Increased access to treatment needed for teen depression
STORY BY MICHELLE GENZ
Noah Pierre's parents and brother Carolyn and Manuel Pierre and Ramon Jordan stand with his cap and gown at a visitation held at St. Elizabeth Church following his Jan. 26, 2020 death.
In Vero Beach, one set of parents wants to tell the world about their son if it helps prevent another suicide. Two weeks ago, the 17-year-old senior at Vero High took his own life.
Now his mother, who has been hospitalized six times with bipolar disorder, is struggling again. Helping others look for signs of depression may help her make sense of what has happened, she says.
“If my baby can save one other child, then I’m going to talk about it,” said Carolyn Pierre, the mom of the boy. Holding up a photo of her son smiling broadly, she said, “This is what depression looks like.”
In Sebastian, another set of parents has told virtually no one outside their family what they went through on New Year’s Day when their child attempted suicide.
But a month later, their 14-year-old daughter, pursuing what she sees as a fresh start, is ready to share her experience to try to help others, passing on the encouragement she got in a mental health hospital and the hope she is finding in continued therapy.
“I never talked to anyone about how I felt because I didn’t think anyone would understand or be able to help me,” the eighth-grader said.
After keeping things “bottled up inside” and nearly giving up, she wants to encourage anyone else whose problems seem hopeless to speak out and get help as she has.
“Being in the stability facility with other kids that were going through the same thing made me realize I’m not the only one. We all shared our stories with one another and were each other’s rocks.”
The rate of youth hospitalizations for mental health issues is remarkably high in Indian River County – though, thankfully, the suicide rate is low.
For children under 18, the hospitalization rate is twice that of the state as a whole and the third highest among Florida counties after Volusia and Flagler.
In 2018, Indian River’s rate of child mental health hospitalizations neared its highest level in 20 years, topped only by a spike from 2012 to 2014.
At Cleveland Clinic Indian River Hospital’s Behavioral Health Center, pediatric inpatient admissions for mental health issues were up 27 percent in 2019 compared to 2017.

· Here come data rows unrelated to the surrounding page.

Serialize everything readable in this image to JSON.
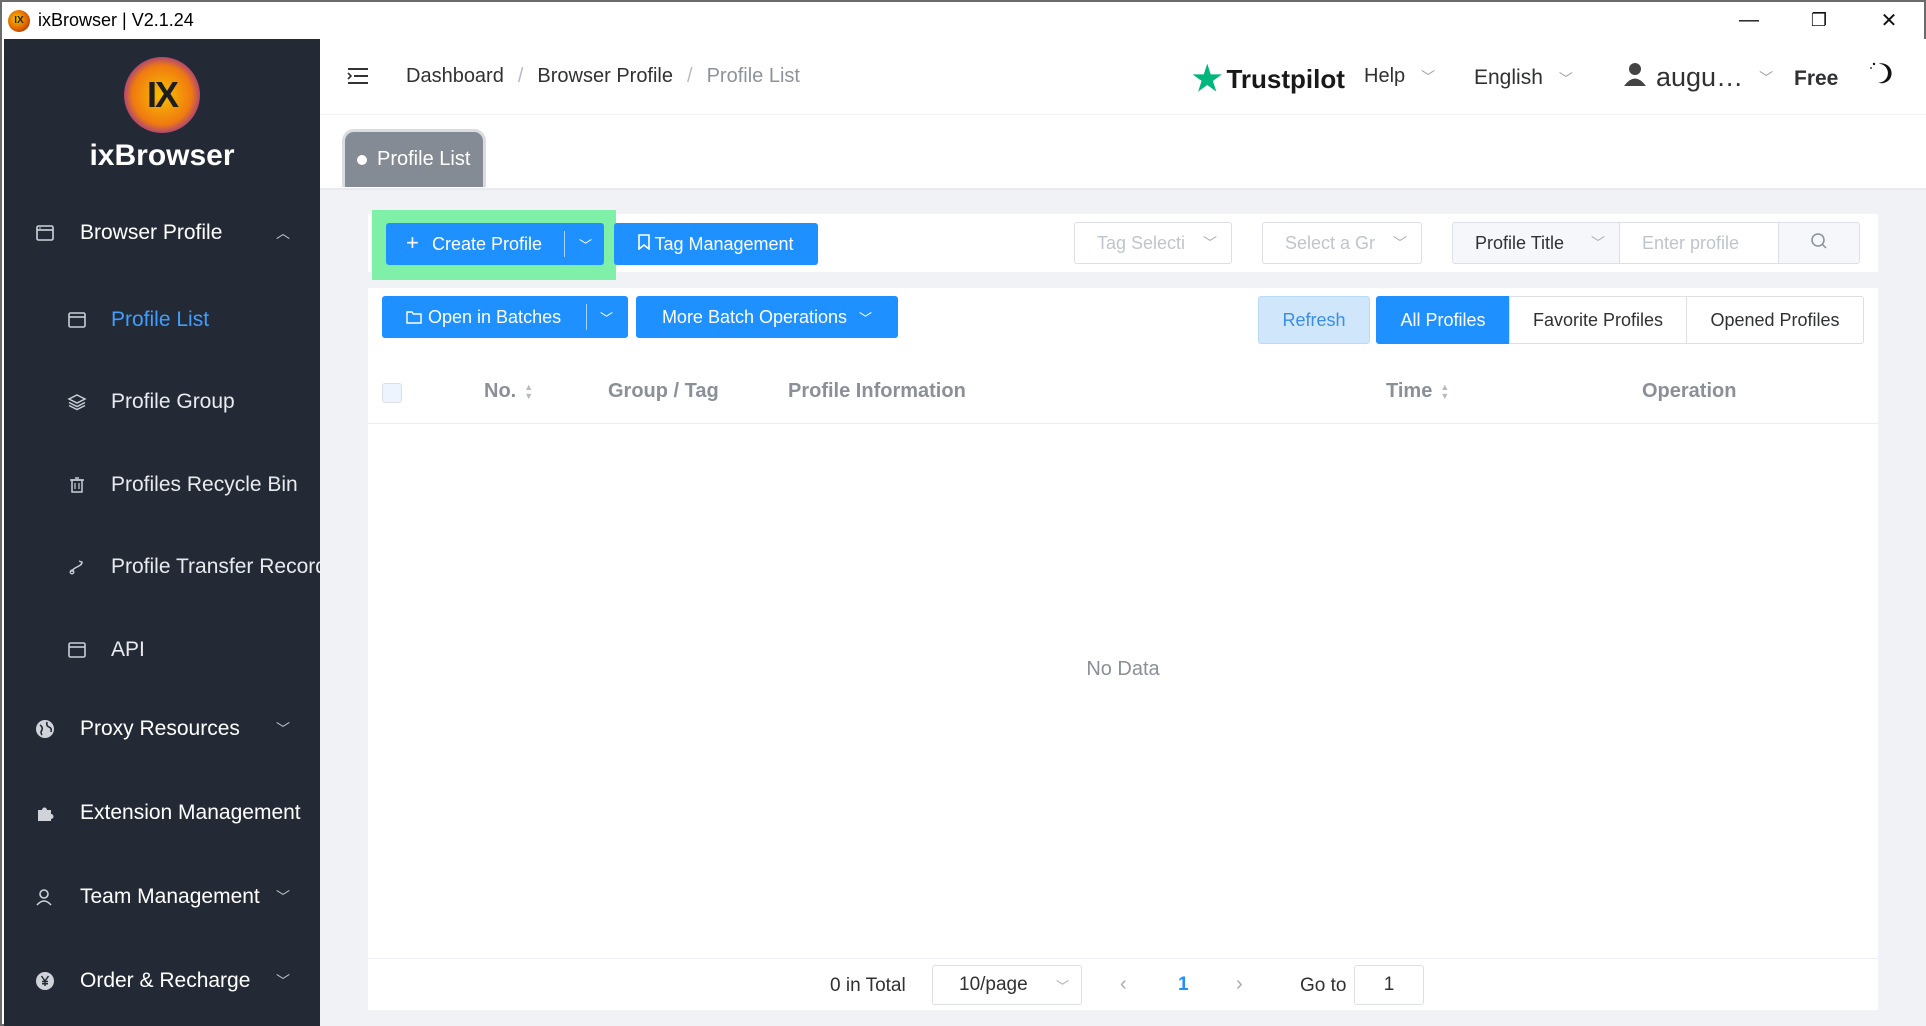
{
  "window": {
    "title": "ixBrowser | V2.1.24",
    "minimize": "—",
    "maximize": "❐",
    "close": "✕"
  },
  "sidebar": {
    "logo_text": "ixBrowser",
    "logo_mark": "IX",
    "items": [
      {
        "label": "Browser Profile",
        "icon": "browser-icon",
        "expanded": true
      },
      {
        "label": "Profile List",
        "icon": "window-icon",
        "active": true
      },
      {
        "label": "Profile Group",
        "icon": "layers-icon"
      },
      {
        "label": "Profiles Recycle Bin",
        "icon": "trash-icon"
      },
      {
        "label": "Profile Transfer Records",
        "icon": "transfer-icon"
      },
      {
        "label": "API",
        "icon": "api-icon"
      },
      {
        "label": "Proxy Resources",
        "icon": "globe-icon"
      },
      {
        "label": "Extension Management",
        "icon": "puzzle-icon"
      },
      {
        "label": "Team Management",
        "icon": "team-icon"
      },
      {
        "label": "Order & Recharge",
        "icon": "yen-icon"
      }
    ]
  },
  "header": {
    "breadcrumb": [
      "Dashboard",
      "Browser Profile",
      "Profile List"
    ],
    "trustpilot": "Trustpilot",
    "help": "Help",
    "language": "English",
    "user": "augu…",
    "plan": "Free"
  },
  "tabs": [
    {
      "label": "Profile List",
      "active": true
    }
  ],
  "toolbar": {
    "create_profile": "Create Profile",
    "tag_management": "Tag Management",
    "tag_select_placeholder": "Tag Selecti",
    "group_select_placeholder": "Select a Gr",
    "search_field": "Profile Title",
    "search_placeholder": "Enter profile"
  },
  "batch": {
    "open_in_batches": "Open in Batches",
    "more_batch": "More Batch Operations",
    "refresh": "Refresh",
    "filters": [
      {
        "label": "All Profiles",
        "active": true
      },
      {
        "label": "Favorite Profiles"
      },
      {
        "label": "Opened Profiles"
      }
    ]
  },
  "table": {
    "columns": [
      "No.",
      "Group / Tag",
      "Profile Information",
      "Time",
      "Operation"
    ],
    "rows": [],
    "empty_text": "No Data"
  },
  "pagination": {
    "total": "0 in Total",
    "page_size": "10/page",
    "current_page": "1",
    "goto_label": "Go to",
    "goto_value": "1"
  },
  "colors": {
    "accent": "#1e90ff",
    "sidebar_bg": "#232a35",
    "highlight": "#7ef0a8"
  }
}
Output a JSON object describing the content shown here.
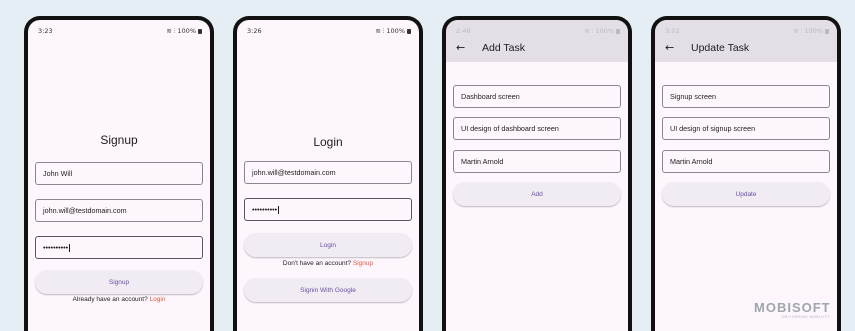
{
  "signup": {
    "status_time": "3:23",
    "status_right": "100%",
    "title": "Signup",
    "name_value": "John Will",
    "email_value": "john.will@testdomain.com",
    "password_value": "••••••••••",
    "button_label": "Signup",
    "helper_text": "Already have an account?",
    "helper_link": "Login"
  },
  "login": {
    "status_time": "3:26",
    "status_right": "100%",
    "title": "Login",
    "email_value": "john.will@testdomain.com",
    "password_value": "••••••••••",
    "button_label": "Login",
    "helper_text": "Don't have an account?",
    "helper_link": "Signup",
    "google_button_label": "Signin With Google"
  },
  "add_task": {
    "status_time": "2:46",
    "status_right": "100%",
    "title": "Add Task",
    "task_title_value": "Dashboard screen",
    "description_value": "UI design of dashboard screen",
    "assignee_value": "Martin Arnold",
    "button_label": "Add"
  },
  "update_task": {
    "status_time": "3:02",
    "status_right": "100%",
    "title": "Update Task",
    "task_title_value": "Signup screen",
    "description_value": "UI design of signup screen",
    "assignee_value": "Martin Arnold",
    "button_label": "Update"
  },
  "brand": {
    "logo_text": "MOBISOFT",
    "logo_tagline": "DELIVERING MOBILITY"
  },
  "icons": {
    "back": "arrow-left-icon",
    "wifi": "wifi-icon",
    "signal": "signal-icon",
    "battery": "battery-icon"
  }
}
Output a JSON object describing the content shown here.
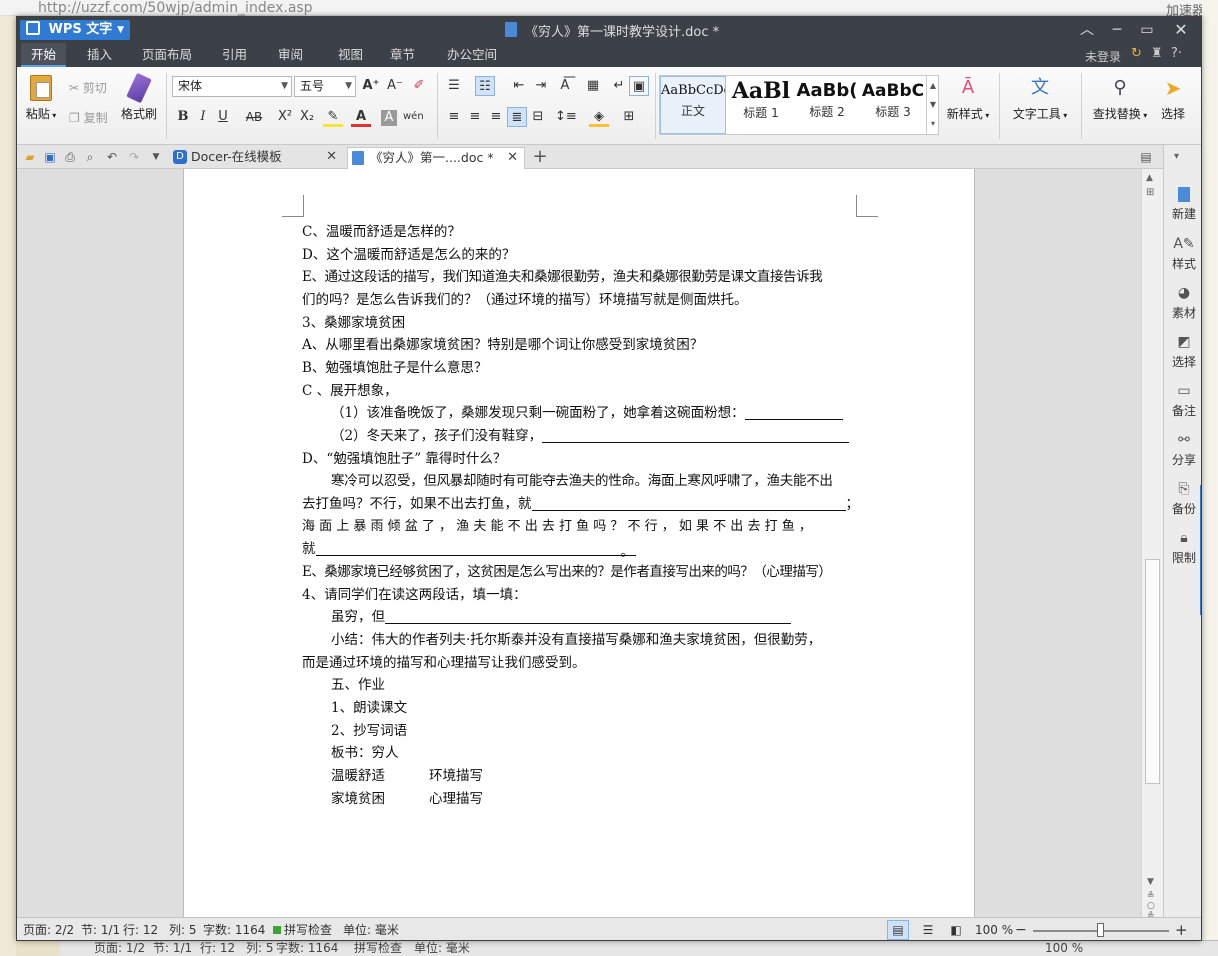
{
  "background": {
    "url": "http://uzzf.com/50wjp/admin_index.asp",
    "right_label": "加速器",
    "status": {
      "page": "页面: 1/2",
      "section": "节: 1/1",
      "row": "行: 12",
      "col": "列: 5",
      "words": "字数: 1164",
      "spell": "拼写检查",
      "unit": "单位: 毫米",
      "zoom": "100 %"
    }
  },
  "app": {
    "name": "WPS 文字",
    "doc_title": "《穷人》第一课时教学设计.doc *"
  },
  "menu": [
    "开始",
    "插入",
    "页面布局",
    "引用",
    "审阅",
    "视图",
    "章节",
    "办公空间"
  ],
  "account": {
    "login": "未登录"
  },
  "ribbon": {
    "paste": "粘贴",
    "cut": "剪切",
    "copy": "复制",
    "format_painter": "格式刷",
    "font_name": "宋体",
    "font_size": "五号",
    "styles": [
      {
        "preview": "AaBbCcDd",
        "label": "正文"
      },
      {
        "preview": "AaBl",
        "label": "标题 1"
      },
      {
        "preview": "AaBb(",
        "label": "标题 2"
      },
      {
        "preview": "AaBbC",
        "label": "标题 3"
      }
    ],
    "new_style": "新样式",
    "text_tool": "文字工具",
    "find_replace": "查找替换",
    "select": "选择"
  },
  "tabs": [
    {
      "label": "Docer-在线模板",
      "active": false
    },
    {
      "label": "《穷人》第一....doc *",
      "active": true
    }
  ],
  "document": {
    "lines": [
      "C、温暖而舒适是怎样的？",
      "D、这个温暖而舒适是怎么的来的？",
      "E、通过这段话的描写，我们知道渔夫和桑娜很勤劳，渔夫和桑娜很勤劳是课文直接告诉我",
      "们的吗？是怎么告诉我们的？（通过环境的描写）环境描写就是侧面烘托。",
      "3、桑娜家境贫困",
      "A、从哪里看出桑娜家境贫困？特别是哪个词让你感受到家境贫困？",
      "B、勉强填饱肚子是什么意思？",
      "C 、展开想象，",
      "（1）该准备晚饭了，桑娜发现只剩一碗面粉了，她拿着这碗面粉想：",
      "（2）冬天来了，孩子们没有鞋穿，",
      "D、“勉强填饱肚子” 靠得时什么？",
      "寒冷可以忍受，但风暴却随时有可能夺去渔夫的性命。海面上寒风呼啸了，渔夫能不出",
      "去打鱼吗？不行，如果不出去打鱼，就",
      "；",
      "海 面 上 暴 雨 倾 盆 了 ， 渔 夫 能 不 出 去 打 鱼 吗 ？ 不 行 ， 如 果 不 出 去 打 鱼 ，",
      "就",
      "。",
      "E、桑娜家境已经够贫困了，这贫困是怎么写出来的？是作者直接写出来的吗？（心理描写）",
      "4、请同学们在读这两段话，填一填：",
      "虽穷，但",
      "小结：伟大的作者列夫·托尔斯泰并没有直接描写桑娜和渔夫家境贫困，但很勤劳，",
      "而是通过环境的描写和心理描写让我们感受到。",
      "五、作业",
      "1、朗读课文",
      "2、抄写词语",
      "板书：穷人",
      "温暖舒适",
      "环境描写",
      "家境贫困",
      "心理描写"
    ]
  },
  "sidepanel": [
    "新建",
    "样式",
    "素材",
    "选择",
    "备注",
    "分享",
    "备份",
    "限制"
  ],
  "status": {
    "page": "页面: 2/2",
    "section": "节: 1/1",
    "row": "行: 12",
    "col": "列: 5",
    "words": "字数: 1164",
    "spell": "拼写检查",
    "unit": "单位: 毫米",
    "zoom": "100 %",
    "zoom_fraction": 0.5
  },
  "colors": {
    "titlebar": "#3c4047",
    "accent": "#2f7bd3",
    "page": "#ffffff"
  }
}
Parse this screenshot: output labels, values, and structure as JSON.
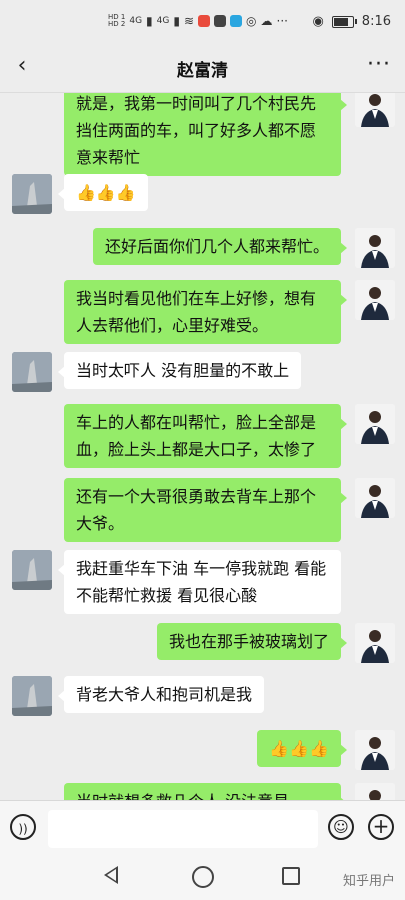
{
  "status_bar": {
    "hd_top": "HD 1",
    "hd_bottom": "HD 2",
    "signal1": "4G",
    "signal2": "4G",
    "time": "8:16"
  },
  "header": {
    "back_icon": "chevron-left",
    "title": "赵富清",
    "more_icon": "ellipsis"
  },
  "messages": [
    {
      "side": "right",
      "text": "就是，我第一时间叫了几个村民先挡住两面的车，叫了好多人都不愿意来帮忙"
    },
    {
      "side": "left",
      "text": "👍👍👍"
    },
    {
      "side": "right",
      "text": "还好后面你们几个人都来帮忙。"
    },
    {
      "side": "right",
      "text": "我当时看见他们在车上好惨，想有人去帮他们，心里好难受。"
    },
    {
      "side": "left",
      "text": "当时太吓人  没有胆量的不敢上"
    },
    {
      "side": "right",
      "text": "车上的人都在叫帮忙，脸上全部是血，脸上头上都是大口子，太惨了"
    },
    {
      "side": "right",
      "text": "还有一个大哥很勇敢去背车上那个大爷。"
    },
    {
      "side": "left",
      "text": "我赶重华车下油  车一停我就跑  看能不能帮忙救援  看见很心酸"
    },
    {
      "side": "right",
      "text": "我也在那手被玻璃划了"
    },
    {
      "side": "left",
      "text": "背老大爷人和抱司机是我"
    },
    {
      "side": "right",
      "text": "👍👍👍"
    },
    {
      "side": "right",
      "text": "当时就想多救几个人  没法意見"
    }
  ],
  "input_bar": {
    "voice_icon": "voice-wave",
    "emoji_icon": "smiley",
    "plus_icon": "plus"
  },
  "nav_bar": {
    "back_icon": "triangle-back",
    "home_icon": "circle-home",
    "recent_icon": "square-recent",
    "watermark": "知乎用户"
  }
}
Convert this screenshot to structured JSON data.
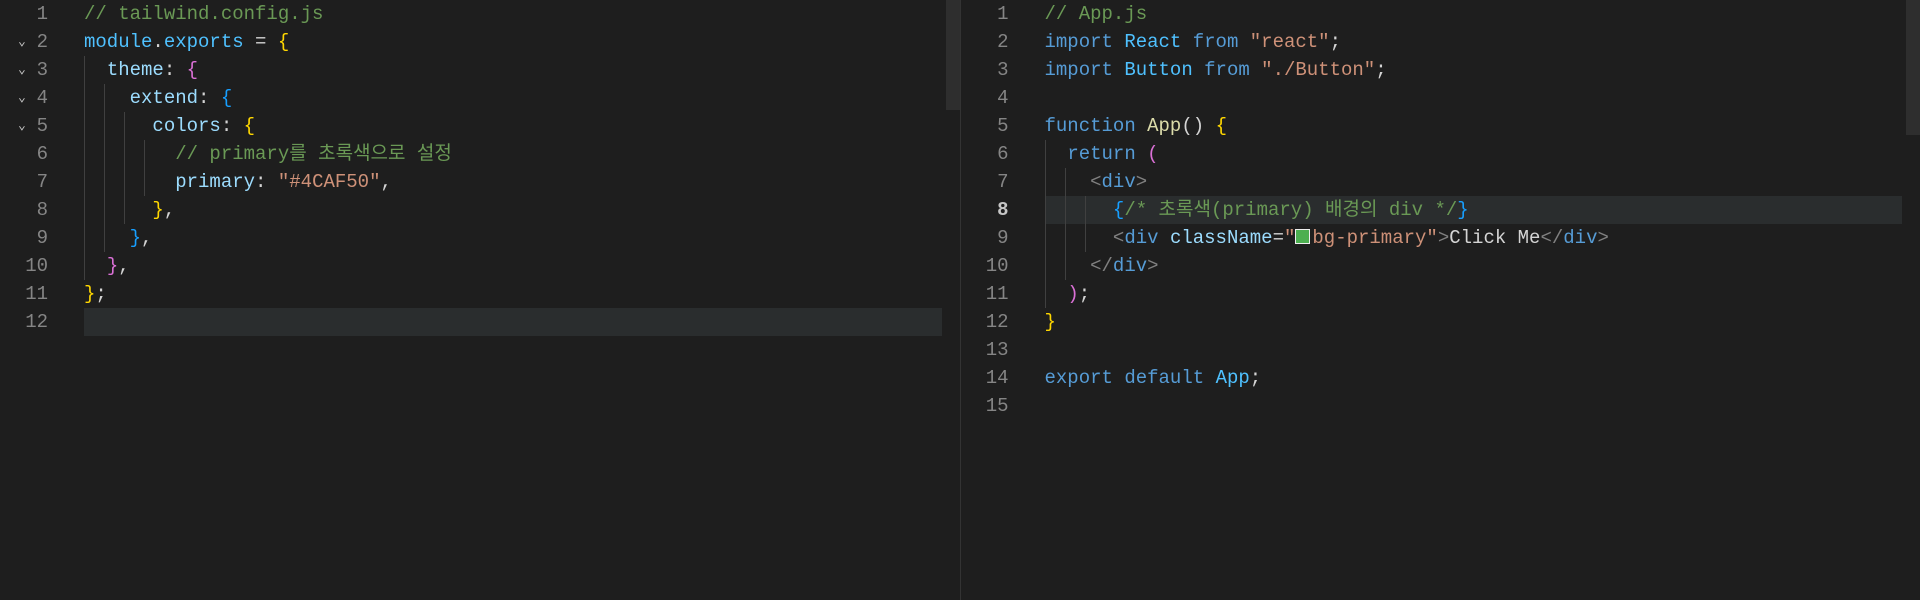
{
  "left": {
    "lines": [
      {
        "n": "1"
      },
      {
        "n": "2",
        "fold": true
      },
      {
        "n": "3",
        "fold": true
      },
      {
        "n": "4",
        "fold": true
      },
      {
        "n": "5",
        "fold": true
      },
      {
        "n": "6"
      },
      {
        "n": "7"
      },
      {
        "n": "8"
      },
      {
        "n": "9"
      },
      {
        "n": "10"
      },
      {
        "n": "11"
      },
      {
        "n": "12"
      }
    ],
    "tokens": {
      "l1_c1": "// tailwind.config.js",
      "l2_t1": "module",
      "l2_t2": ".",
      "l2_t3": "exports",
      "l2_t4": " = ",
      "l2_t5": "{",
      "l3_t1": "  ",
      "l3_t2": "theme",
      "l3_t3": ": ",
      "l3_t4": "{",
      "l4_t1": "    ",
      "l4_t2": "extend",
      "l4_t3": ": ",
      "l4_t4": "{",
      "l5_t1": "      ",
      "l5_t2": "colors",
      "l5_t3": ": ",
      "l5_t4": "{",
      "l6_t1": "        ",
      "l6_t2": "// primary를 초록색으로 설정",
      "l7_t1": "        ",
      "l7_t2": "primary",
      "l7_t3": ": ",
      "l7_t4": "\"#4CAF50\"",
      "l7_t5": ",",
      "l8_t1": "      ",
      "l8_t2": "}",
      "l8_t3": ",",
      "l9_t1": "    ",
      "l9_t2": "}",
      "l9_t3": ",",
      "l10_t1": "  ",
      "l10_t2": "}",
      "l10_t3": ",",
      "l11_t1": "}",
      "l11_t2": ";"
    }
  },
  "right": {
    "lines": [
      {
        "n": "1"
      },
      {
        "n": "2"
      },
      {
        "n": "3"
      },
      {
        "n": "4"
      },
      {
        "n": "5"
      },
      {
        "n": "6"
      },
      {
        "n": "7"
      },
      {
        "n": "8",
        "active": true
      },
      {
        "n": "9"
      },
      {
        "n": "10"
      },
      {
        "n": "11"
      },
      {
        "n": "12"
      },
      {
        "n": "13"
      },
      {
        "n": "14"
      },
      {
        "n": "15"
      }
    ],
    "tokens": {
      "l1_c1": "// App.js",
      "l2_t1": "import",
      "l2_t2": " ",
      "l2_t3": "React",
      "l2_t4": " ",
      "l2_t5": "from",
      "l2_t6": " ",
      "l2_t7": "\"react\"",
      "l2_t8": ";",
      "l3_t1": "import",
      "l3_t2": " ",
      "l3_t3": "Button",
      "l3_t4": " ",
      "l3_t5": "from",
      "l3_t6": " ",
      "l3_t7": "\"./Button\"",
      "l3_t8": ";",
      "l5_t1": "function",
      "l5_t2": " ",
      "l5_t3": "App",
      "l5_t4": "() ",
      "l5_t5": "{",
      "l6_t1": "  ",
      "l6_t2": "return",
      "l6_t3": " ",
      "l6_t4": "(",
      "l7_t1": "    ",
      "l7_t2": "<",
      "l7_t3": "div",
      "l7_t4": ">",
      "l8_t1": "      ",
      "l8_t2": "{",
      "l8_t3": "/* 초록색(primary) 배경의 div */",
      "l8_t4": "}",
      "l9_t1": "      ",
      "l9_t2": "<",
      "l9_t3": "div",
      "l9_t4": " ",
      "l9_t5": "className",
      "l9_t6": "=",
      "l9_t7": "\"",
      "l9_t8": "bg-primary",
      "l9_t9": "\"",
      "l9_t10": ">",
      "l9_t11": "Click Me",
      "l9_t12": "</",
      "l9_t13": "div",
      "l9_t14": ">",
      "l10_t1": "    ",
      "l10_t2": "</",
      "l10_t3": "div",
      "l10_t4": ">",
      "l11_t1": "  ",
      "l11_t2": ")",
      "l11_t3": ";",
      "l12_t1": "}",
      "l14_t1": "export",
      "l14_t2": " ",
      "l14_t3": "default",
      "l14_t4": " ",
      "l14_t5": "App",
      "l14_t6": ";"
    }
  }
}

Attempting to deal with the problem of fearful, depressed or otherwise distraught children, the Indian River School District has added several social workers, as well as a mental health services coordinator. Recently hired superintendent Dr. David Moore and Dr. Sharon Packard, head of school mental health services, have voiced a goal of having a psychologist on staff at every school in the county.
The school district has also allowed in an outside agency to conduct a depression awareness and violence prevention program that is currently being expanded in the schools. In just four days of therapists presenting the curriculum to 13- and 14-year-olds at Vero High’s Freshman Learning Center, 37 students sought additional counseling, stipulating that they wanted it within a day or a week.
The hope is increased availability of mental health treatment, at low or no cost, will get at-risk kids who previously felt they had nowhere to turn to come forward and seek help.
The Mental Health Association therapists conducting the anti-suicide and anti-violence program in schools say besides helping students, an intergenerational benefit became apparent last year when the program was first presented: Children were encouraging their parents to get treatment.
The nonprofit agency is ramping up its search for philanthropic dollars to cover the cost of expanding the program to more children. Dr. Nick Coppola, a family practice doctor who is head of the MHA, feels the surge of students stepping up for care is a sign that kids trust his therapists after seeing them in schools last year.
Whether that need is presenting itself because of awareness efforts, or because of stress caused by school shootings, tragedies in the news and incidents like last month’s death of a student as well another in 2019, the surge serves as a clarion call for increased access to treatment for adolescent depression.
“My prayer has always been that neither of my boys would ever have any mental issues. Depression is a painful, lonely, miserable disease,” said Carolyn Pierre, mother of the boy who died in January.
As for the eighth-grade girl who nearly gave up, she wants to encourage anyone else whose problems seem hopeless to speak out and get help as she has.
The girl said in a text to Vero Beach 32963 that she and others in the facility “prayed for one another and gave advice to each other.”
“I was so glad to see them go home and say how they were going to get help and focus on themselves.”
As her treatment moves from in-patient to out-patient therapy – she is starting with a therapist at Treasure Coast Community Health – the 14-year-old says her bond with her mother “has grown tremendously.”
“People understand and want to help,” she says.
“Now that I’m out, I feel closer with my parents and my brothers. I feel like I can truly be myself around them. I don’t feel alone anymore.”